LA SEXUALIDAD MASCULINA A EXAMEN (XXXI): Los miedos sexuales del varón

Julián Fernández de Quero

LA CULTURA DEL MIEDO Y LA VIOLENCIA

Vivimos inmersos en la cultura del miedo. Una sociedad estructurada sobre la explotación del hombre por el hombre, es decir, sobre la desigualdad social, es el mejor caldo de cultivo para crear personas inseguras, desconfiadas y competitivas.

En el plano de la sexualidad, la represión y la comercialización de la misma influyen para que las personas nos desarrollemos de manera unidimensional, castrados en nuestras posibilidades, acomplejados por los ideales que nos propone la sociedad, dominados por nuestras emociones sociales negativas, con tendencias fijadas por la hostilidad hacia todo y hacia todos y con el miedo metido en la médula de los huesos.

Los medios de comunicación social ilustran con su labor diaria esta reflexión: en los noticiarios, reportajes, películas y series televisivas hay un predominio absoluto de la violencia y el miedo, bien en su versión física (guerras, criminalidad, violaciones, etc.), bien en su versión emocional (desamores, desarraigos, rivalidades, conflictos). Las imágenes de más éxito son las relativas a las luchas: contra la droga, contra la delin­cuencia; contra los malos, cada uno en su especificidad. Vivimos en una sociedad de buenos y malos, sean del signo que sean, y cada cual orienta su vida más preocupado por cómo se defiende de los otros que por cómo ser feliz y solidario.

Así se explica que los dirigentes de todo tipo vivan rodeados de guardaespaldas, y que las industrias más florecientes sean las de seguridad: vigilantes armados en negocios, bancos y urbanizaciones; policías en las calles e instituciones; puertas blindadas, sistemas de alarma, cajas fuertes, toda la parafernalia para defendernos del miedo, para darnos seguridad y confianza.

Pero el miedo lo llevamos dentro, y para defendernos de él necesitamos sentirnos poderosos. Durante siglos, al hombre se le ha educado para que forje su identidad masculina a partir de su fuerza física, de su recia voluntad, de su dureza de corazón. Su objetivo esencial era conseguir algún tipo de poder: político, militar, económico y, en última instancia, sexual (la potencia sexual como rasgo de la identidad viril).

EL MIEDO A LA ESTERILIDAD

La imposibilidad de acceder al poder de la fecundidad ha sido uno de los miedos más ancestrales y persistentes de los varones, y permanece en nuestros días.

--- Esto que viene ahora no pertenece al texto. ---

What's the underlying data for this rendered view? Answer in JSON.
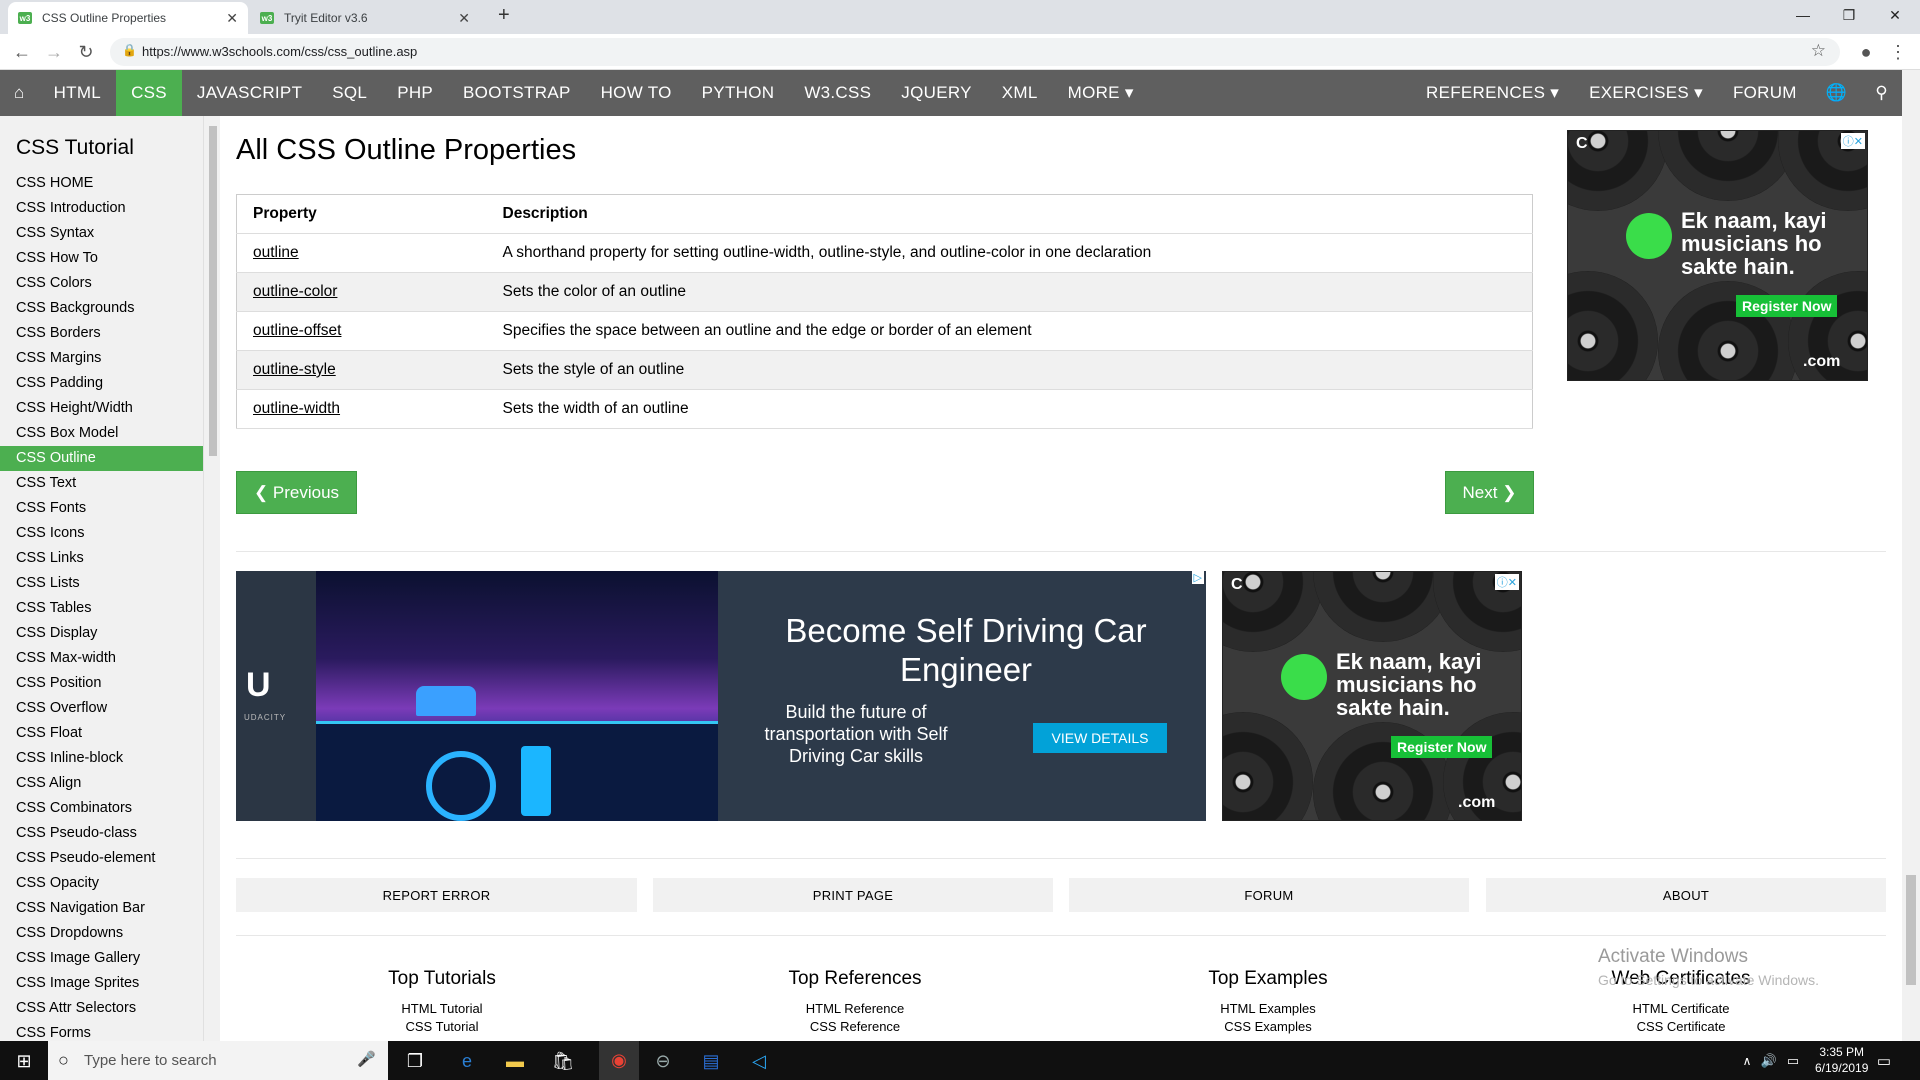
{
  "browser": {
    "tabs": [
      {
        "title": "CSS Outline Properties",
        "close": "✕"
      },
      {
        "title": "Tryit Editor v3.6",
        "close": "✕"
      }
    ],
    "new_tab": "+",
    "url": "https://www.w3schools.com/css/css_outline.asp",
    "window": {
      "min": "—",
      "max": "❐",
      "close": "✕"
    }
  },
  "topnav": {
    "items": [
      "HTML",
      "CSS",
      "JAVASCRIPT",
      "SQL",
      "PHP",
      "BOOTSTRAP",
      "HOW TO",
      "PYTHON",
      "W3.CSS",
      "JQUERY",
      "XML",
      "MORE ▾"
    ],
    "right": [
      "REFERENCES ▾",
      "EXERCISES ▾",
      "FORUM"
    ],
    "active": "CSS"
  },
  "sidebar": {
    "title": "CSS Tutorial",
    "items": [
      "CSS HOME",
      "CSS Introduction",
      "CSS Syntax",
      "CSS How To",
      "CSS Colors",
      "CSS Backgrounds",
      "CSS Borders",
      "CSS Margins",
      "CSS Padding",
      "CSS Height/Width",
      "CSS Box Model",
      "CSS Outline",
      "CSS Text",
      "CSS Fonts",
      "CSS Icons",
      "CSS Links",
      "CSS Lists",
      "CSS Tables",
      "CSS Display",
      "CSS Max-width",
      "CSS Position",
      "CSS Overflow",
      "CSS Float",
      "CSS Inline-block",
      "CSS Align",
      "CSS Combinators",
      "CSS Pseudo-class",
      "CSS Pseudo-element",
      "CSS Opacity",
      "CSS Navigation Bar",
      "CSS Dropdowns",
      "CSS Image Gallery",
      "CSS Image Sprites",
      "CSS Attr Selectors",
      "CSS Forms"
    ],
    "active": "CSS Outline"
  },
  "main": {
    "heading": "All CSS Outline Properties",
    "table": {
      "headers": [
        "Property",
        "Description"
      ],
      "rows": [
        [
          "outline",
          "A shorthand property for setting outline-width, outline-style, and outline-color in one declaration"
        ],
        [
          "outline-color",
          "Sets the color of an outline"
        ],
        [
          "outline-offset",
          "Specifies the space between an outline and the edge or border of an element"
        ],
        [
          "outline-style",
          "Sets the style of an outline"
        ],
        [
          "outline-width",
          "Sets the width of an outline"
        ]
      ]
    },
    "prev": "❮ Previous",
    "next": "Next ❯"
  },
  "ads": {
    "vinyl": {
      "line1": "Ek naam, kayi",
      "line2": "musicians ho",
      "line3": "sakte hain.",
      "brand": ".com",
      "cta": "Register Now",
      "c": "C"
    },
    "udacity": {
      "brand": "UDACITY",
      "title": "Become Self Driving Car Engineer",
      "subtitle": "Build the future of transportation with Self Driving Car skills",
      "cta": "VIEW DETAILS"
    }
  },
  "footer": {
    "buttons": [
      "REPORT ERROR",
      "PRINT PAGE",
      "FORUM",
      "ABOUT"
    ],
    "columns": [
      {
        "title": "Top Tutorials",
        "links": [
          "HTML Tutorial",
          "CSS Tutorial"
        ]
      },
      {
        "title": "Top References",
        "links": [
          "HTML Reference",
          "CSS Reference"
        ]
      },
      {
        "title": "Top Examples",
        "links": [
          "HTML Examples",
          "CSS Examples"
        ]
      },
      {
        "title": "Web Certificates",
        "links": [
          "HTML Certificate",
          "CSS Certificate"
        ]
      }
    ],
    "watermark": "Activate Windows",
    "watermark_sub": "Go to Settings to activate Windows."
  },
  "taskbar": {
    "search_placeholder": "Type here to search",
    "time": "3:35 PM",
    "date": "6/19/2019"
  },
  "colors": {
    "accent": "#4caf50",
    "nav": "#5f5f5f",
    "sidebar": "#f1f1f1"
  }
}
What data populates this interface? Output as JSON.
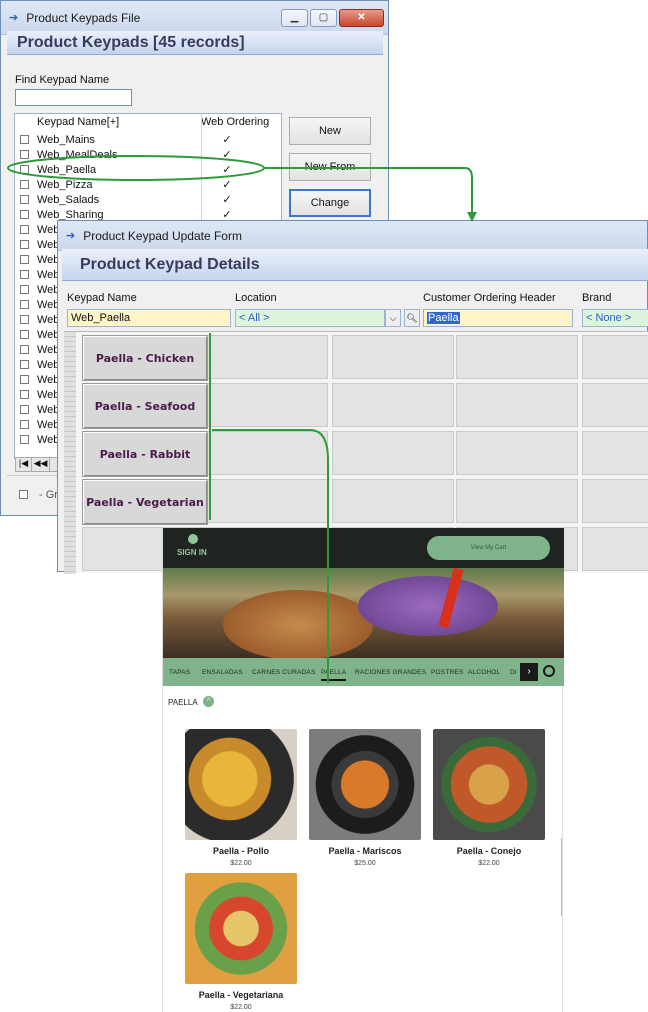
{
  "window1": {
    "title": "Product Keypads File",
    "header": "Product Keypads [45 records]",
    "find_label": "Find Keypad Name",
    "find_value": "",
    "columns": [
      "Keypad Name[+]",
      "Web Ordering"
    ],
    "rows": [
      {
        "name": "Web_Mains",
        "web": "✓"
      },
      {
        "name": "Web_MealDeals",
        "web": "✓"
      },
      {
        "name": "Web_Paella",
        "web": "✓"
      },
      {
        "name": "Web_Pizza",
        "web": "✓"
      },
      {
        "name": "Web_Salads",
        "web": "✓"
      },
      {
        "name": "Web_Sharing",
        "web": "✓"
      },
      {
        "name": "Web",
        "web": ""
      },
      {
        "name": "Web",
        "web": ""
      },
      {
        "name": "Web",
        "web": ""
      },
      {
        "name": "Web",
        "web": ""
      },
      {
        "name": "Web",
        "web": ""
      },
      {
        "name": "Web",
        "web": ""
      },
      {
        "name": "Web",
        "web": ""
      },
      {
        "name": "Web",
        "web": ""
      },
      {
        "name": "Web",
        "web": ""
      },
      {
        "name": "Web",
        "web": ""
      },
      {
        "name": "Web",
        "web": ""
      },
      {
        "name": "Web",
        "web": ""
      },
      {
        "name": "Web",
        "web": ""
      },
      {
        "name": "Web",
        "web": ""
      },
      {
        "name": "Web",
        "web": ""
      }
    ],
    "buttons": {
      "new": "New",
      "new_from": "New From",
      "change": "Change"
    },
    "nav": {
      "first": "|◀",
      "prev": "◀◀"
    },
    "footer_label": "- Gra"
  },
  "window2": {
    "title": "Product Keypad Update Form",
    "header": "Product Keypad Details",
    "labels": {
      "keypad_name": "Keypad Name",
      "location": "Location",
      "customer_header": "Customer Ordering Header",
      "brand": "Brand"
    },
    "values": {
      "keypad_name": "Web_Paella",
      "location": "< All >",
      "customer_header": "Paella",
      "brand": "< None >"
    },
    "keys": [
      "Paella - Chicken",
      "Paella - Seafood",
      "Paella - Rabbit",
      "Paella - Vegetarian"
    ]
  },
  "web": {
    "sign_in": "SIGN IN",
    "cart_button": "View My Cart",
    "categories": [
      "TAPAS",
      "ENSALADAS",
      "CARNES CURADAS",
      "PAELLA",
      "RACIONES GRANDES",
      "POSTRES",
      "ALCOHOL",
      "DI"
    ],
    "section_title": "PAELLA",
    "products": [
      {
        "name": "Paella - Pollo",
        "price": "$22.00"
      },
      {
        "name": "Paella - Mariscos",
        "price": "$25.00"
      },
      {
        "name": "Paella - Conejo",
        "price": "$22.00"
      },
      {
        "name": "Paella - Vegetariana",
        "price": "$22.00"
      }
    ]
  },
  "colors": {
    "brand_green": "#7fb38a",
    "dark_bar": "#1f2420",
    "arrow": "#2e9a3a",
    "key_text": "#4b1a4b"
  }
}
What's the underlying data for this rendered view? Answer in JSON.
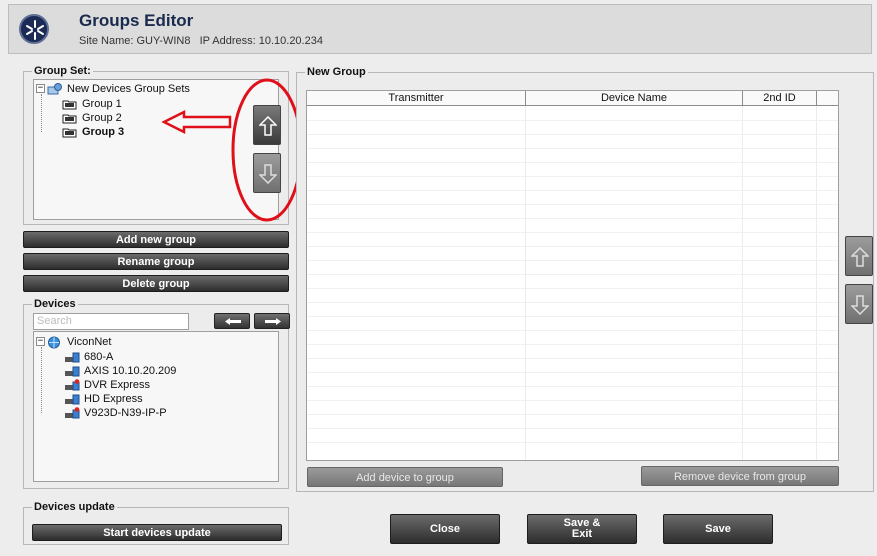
{
  "header": {
    "title": "Groups Editor",
    "subtitle": "Site Name: GUY-WIN8   IP Address: 10.10.20.234"
  },
  "group_set": {
    "title": "Group Set:",
    "root_label": "New Devices Group Sets",
    "groups": [
      "Group 1",
      "Group 2",
      "Group 3"
    ],
    "selected": "Group 3",
    "buttons": {
      "add": "Add new group",
      "rename": "Rename group",
      "delete": "Delete group"
    }
  },
  "devices": {
    "title": "Devices",
    "search_placeholder": "Search",
    "root_label": "ViconNet",
    "items": [
      "680-A",
      "AXIS 10.10.20.209",
      "DVR Express",
      "HD Express",
      "V923D-N39-IP-P"
    ]
  },
  "devices_update": {
    "title": "Devices update",
    "button": "Start devices update"
  },
  "new_group": {
    "title": "New Group",
    "columns": [
      "Transmitter",
      "Device Name",
      "2nd ID"
    ],
    "add_button": "Add device to group",
    "remove_button": "Remove device from group"
  },
  "footer": {
    "close": "Close",
    "save_exit_line1": "Save &",
    "save_exit_line2": "Exit",
    "save": "Save"
  },
  "colors": {
    "annotation_red": "#e0101a",
    "header_title": "#1a2a4d"
  }
}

La sabiduría popular lo refleja con sentencias como «Un matrimonio sin hijos es como un jardín sin flores», o “Para llegar a la madurez, has de plantar un árbol, escribir un libro y tener un hijo”.

Antonio y Marisa vienen a la consulta alegando vaginismo de ella. Llevan casados siete años y se definen como una pareja sin problemas, salvo el que les trae a la consulta. Su convivencia es excelente: tienen una gran comunicación entre ellos, están muy enamorados y carecen de problemas económicos o familiares.

“Ya desde sus primeras relaciones sexuales se dieron cuenta de que ella tenía un problema en el momento de realizar el coito. Nunca consiguieron la penetración. Al principio, lo intentaron varias veces, pero como el resto de las relaciones eran plenamente satisfactorias para ambos, decidieron olvidarse del coito y no planteárselo como problema. Así han estado durante seis años, con relaciones sexuales no coitales muy frecuentes y satisfactorias. Ambos declaran tener un alto grado de deseo sexual y ser muy creativos y juguetones en la cama.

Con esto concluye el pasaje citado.